Fonte: O GloboAutora: Clarissa Pains

 

Em adolescentes com deficiência, o bullying está na origem de 46% dos problemas de saúde mental — ansiedade, depressão, estresse e perturbações psicóticas. É o que mostra um estudo australiano liderado pela Universidade de Melbourne e publicado este mês no periódico científico “International Journal of Epidemiology”.

A pesquisa, que envolveu 3.500 adolescentes, usou métodos estatísticos para estimar o quanto o lado psicológico de jovens com deficiência é afetado pelas intimidações constantes de colegas, principalmente em ambiente escolar.

— Ficamos chocados ao descobrir que quase metade dos transtornos mentais desses jovens ocorrerem porque eles são intimidados por seus colegas — diz a líder do estudo e diretora acadêmica do Instituto de Deficiência de Melbourne, Anne Kavanagh.

Segundo a consultora em educação Andrea Ramal, três importantes aspectos diferenciam o bullying de uma brincadeira qualquer: ele acontece de forma repetitiva; apenas uma das partes se diverte; e existe uma “plateia” que encoraja a prática, às vezes de forma inconsciente. Por isso, para a especialista, é importante que educadores e pais conversem com os jovens sobre como fazer parte dessa “plateia” pode ser tão grave quanto ser um agressor.

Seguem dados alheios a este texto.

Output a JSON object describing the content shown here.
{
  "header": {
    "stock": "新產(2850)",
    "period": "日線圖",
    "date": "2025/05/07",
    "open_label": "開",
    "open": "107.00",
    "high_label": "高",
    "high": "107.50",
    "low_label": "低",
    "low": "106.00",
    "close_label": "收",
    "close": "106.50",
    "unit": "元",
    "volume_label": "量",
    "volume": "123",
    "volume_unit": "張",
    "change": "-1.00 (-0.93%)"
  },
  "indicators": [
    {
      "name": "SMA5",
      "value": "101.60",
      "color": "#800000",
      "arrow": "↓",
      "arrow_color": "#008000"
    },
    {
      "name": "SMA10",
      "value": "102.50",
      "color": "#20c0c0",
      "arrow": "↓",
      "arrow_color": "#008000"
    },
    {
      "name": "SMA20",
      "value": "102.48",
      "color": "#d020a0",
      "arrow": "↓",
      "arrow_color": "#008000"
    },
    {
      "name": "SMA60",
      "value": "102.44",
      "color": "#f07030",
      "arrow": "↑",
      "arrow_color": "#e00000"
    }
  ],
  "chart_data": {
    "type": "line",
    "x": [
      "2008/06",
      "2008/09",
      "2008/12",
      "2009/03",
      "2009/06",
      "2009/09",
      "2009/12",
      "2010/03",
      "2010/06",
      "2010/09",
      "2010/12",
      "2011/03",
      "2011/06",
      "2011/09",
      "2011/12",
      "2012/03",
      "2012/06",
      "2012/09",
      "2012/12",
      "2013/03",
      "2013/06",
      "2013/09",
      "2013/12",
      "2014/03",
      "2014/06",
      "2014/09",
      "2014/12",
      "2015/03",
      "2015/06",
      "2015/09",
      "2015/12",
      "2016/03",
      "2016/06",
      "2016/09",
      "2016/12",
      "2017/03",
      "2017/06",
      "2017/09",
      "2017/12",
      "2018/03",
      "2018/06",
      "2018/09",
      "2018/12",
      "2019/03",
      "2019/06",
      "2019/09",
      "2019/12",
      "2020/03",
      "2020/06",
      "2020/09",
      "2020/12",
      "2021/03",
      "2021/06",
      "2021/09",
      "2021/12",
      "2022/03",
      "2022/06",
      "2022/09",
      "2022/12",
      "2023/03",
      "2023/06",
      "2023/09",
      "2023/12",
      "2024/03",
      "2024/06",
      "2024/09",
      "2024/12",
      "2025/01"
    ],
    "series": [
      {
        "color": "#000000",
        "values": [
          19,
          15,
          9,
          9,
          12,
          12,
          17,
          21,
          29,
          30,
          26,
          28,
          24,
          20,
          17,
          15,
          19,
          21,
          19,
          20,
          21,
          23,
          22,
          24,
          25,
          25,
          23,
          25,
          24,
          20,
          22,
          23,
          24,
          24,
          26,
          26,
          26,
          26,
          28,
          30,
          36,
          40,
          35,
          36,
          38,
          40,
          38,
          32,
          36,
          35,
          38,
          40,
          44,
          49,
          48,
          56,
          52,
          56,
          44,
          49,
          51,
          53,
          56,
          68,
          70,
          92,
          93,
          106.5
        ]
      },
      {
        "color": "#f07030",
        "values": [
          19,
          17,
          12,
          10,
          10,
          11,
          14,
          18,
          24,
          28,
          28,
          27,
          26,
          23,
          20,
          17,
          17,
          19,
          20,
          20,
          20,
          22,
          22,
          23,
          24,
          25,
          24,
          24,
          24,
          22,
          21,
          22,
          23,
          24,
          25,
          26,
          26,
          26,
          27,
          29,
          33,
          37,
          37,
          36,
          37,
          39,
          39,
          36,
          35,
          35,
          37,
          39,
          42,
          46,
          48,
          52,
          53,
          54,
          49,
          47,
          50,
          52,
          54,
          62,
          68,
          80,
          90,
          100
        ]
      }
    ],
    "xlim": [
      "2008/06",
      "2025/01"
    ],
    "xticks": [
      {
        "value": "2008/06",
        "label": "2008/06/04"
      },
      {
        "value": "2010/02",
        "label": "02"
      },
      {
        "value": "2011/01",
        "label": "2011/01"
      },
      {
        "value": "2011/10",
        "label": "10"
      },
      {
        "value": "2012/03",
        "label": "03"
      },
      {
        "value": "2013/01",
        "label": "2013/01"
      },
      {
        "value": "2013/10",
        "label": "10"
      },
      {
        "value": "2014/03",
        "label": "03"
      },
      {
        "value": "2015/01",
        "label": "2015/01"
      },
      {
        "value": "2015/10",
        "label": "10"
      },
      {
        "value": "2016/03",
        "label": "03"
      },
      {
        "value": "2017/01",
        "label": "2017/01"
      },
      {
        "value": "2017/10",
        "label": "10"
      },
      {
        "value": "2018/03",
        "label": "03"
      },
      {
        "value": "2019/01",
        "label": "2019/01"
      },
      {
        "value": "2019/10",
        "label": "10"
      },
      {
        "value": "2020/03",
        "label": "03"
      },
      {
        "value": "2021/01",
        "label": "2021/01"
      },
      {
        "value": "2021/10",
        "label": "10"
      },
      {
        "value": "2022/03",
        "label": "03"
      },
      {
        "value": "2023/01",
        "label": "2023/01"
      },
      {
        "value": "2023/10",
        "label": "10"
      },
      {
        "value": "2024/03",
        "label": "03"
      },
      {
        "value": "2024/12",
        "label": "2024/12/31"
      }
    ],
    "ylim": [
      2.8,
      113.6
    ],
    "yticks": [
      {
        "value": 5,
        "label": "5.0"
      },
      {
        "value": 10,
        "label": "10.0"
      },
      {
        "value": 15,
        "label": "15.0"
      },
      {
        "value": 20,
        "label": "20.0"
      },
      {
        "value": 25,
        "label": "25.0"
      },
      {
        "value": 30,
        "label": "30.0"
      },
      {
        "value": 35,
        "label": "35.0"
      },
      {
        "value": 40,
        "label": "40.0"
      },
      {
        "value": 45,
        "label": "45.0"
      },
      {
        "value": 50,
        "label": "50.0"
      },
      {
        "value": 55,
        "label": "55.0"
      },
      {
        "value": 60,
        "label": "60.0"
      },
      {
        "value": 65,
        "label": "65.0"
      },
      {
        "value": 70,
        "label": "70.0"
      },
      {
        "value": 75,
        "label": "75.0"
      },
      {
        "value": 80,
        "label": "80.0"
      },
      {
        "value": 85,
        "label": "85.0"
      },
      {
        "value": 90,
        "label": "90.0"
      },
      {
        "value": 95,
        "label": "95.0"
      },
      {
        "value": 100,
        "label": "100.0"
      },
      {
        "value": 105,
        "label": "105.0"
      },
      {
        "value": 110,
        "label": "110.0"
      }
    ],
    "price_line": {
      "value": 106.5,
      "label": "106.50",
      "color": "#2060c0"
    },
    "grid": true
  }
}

— Ficar rindo de uma cena de intimidação pode parecer pouco, mas é um grande estimulador para que o cenário do bullying aconteça. Muitas vezes os pais alegam que não têm com o que se preocupar porque o filho não é agressor, nem é agredido. Mas ele também precisa entender a responsabilidade de seu comportamento ao testemunhar uma cena de bullying — diz ela.

Andrea destaca que o primeiro passo é a instituição de ensino estar física e pedagogicamente preparada para atender alunos com deficiência.

— Embora esteja na nossa legislação que as escolas precisam atender esses estudantes, o que percebemos é que o próprio espaço físico muitas vezes não faz isso satisfatoriamente. Isso reforça, na cabeça daquele estudante que já está propenso a praticar bullying, a ideia de que o aluno com deficiência não precisa ser valorizado. Ele pensa “se nem a escola o valoriza, por que eu tenho que valorizar?” — ressalta Andrea.

Para a pesquisadora Anne Kavanagh, assim como os programas anti-bullying dentro de escolas costumam se concentrar em grupos étnicos minoritários e adolescentes LGBTI+, eles deveriam também ter como foco os jovens com alguma deficiência. As intervenções, de acordo com Anne, devem incluir formação de professores, aconselhamento individual de alunos e planos de resolução de conflitos.

— É provável que o bullying tenha consequências para toda a vida desses jovens, afetando não apenas sua saúde mental, mas também o bem-estar deles numa fase posterior, já quando são adultos — destaca a australiana.

Não são raras as vezes que situações assim extrapolam o ambiente escolar e se reproduzem no trabalho, mais tarde na vida. Foi o caso do carioca Julio Cesar França da Silva, hoje com 37 anos, que chegou a entrar em depressão após intimidações travestidas de brincadeiras de colegas de trabalho.

— Por causa das “brincadeiras” de mau gosto, não consegui mais dormir direito e passei a não ter ânimo para as minhas atividades. Foi aí que percebi que estava depressivo — conta ele, que teve, aos 15 anos, dedos da mão direita amputados. — Só consegui lidar com essa questão com a ajuda de um psicólogo e um psiquiatra.

O que os pais devem fazer?

A consultora em educação Andrea Ramal recomenda a pais de jovens que praticam bullying que deixem claro para seus filhos o quão danosa é essa prática. Ela destaca que os pais devem dar o exemplo, não ridicularizando outras pessoas, e estabelecer em casa um ambiente que desestimula a agressividade física e verbal.

— O bullying jamais pode ser tratado como motivo de orgulho, como acontece com alguns pais que inflam o peito para dizer que o filho põe medo em todos os amiguinhos — destaca Andrea. — A criança precisa entender desde cedo que esta é uma postura errada.

Já a pais de jovens que sofrem com bullying, ela aconselha avisar a direção da escola sobre o problema e exigir medidas que ajudem os estudantes a desenvolverem mais empatia uns com os outros. Em alguns estados, como o Rio, existem leis anti-bullying, segundo as quais a instituição de ensino pode ser penalizada com multa caso negligencie o problema. Em último caso, o conselho da consultora é trocar o filho de escola.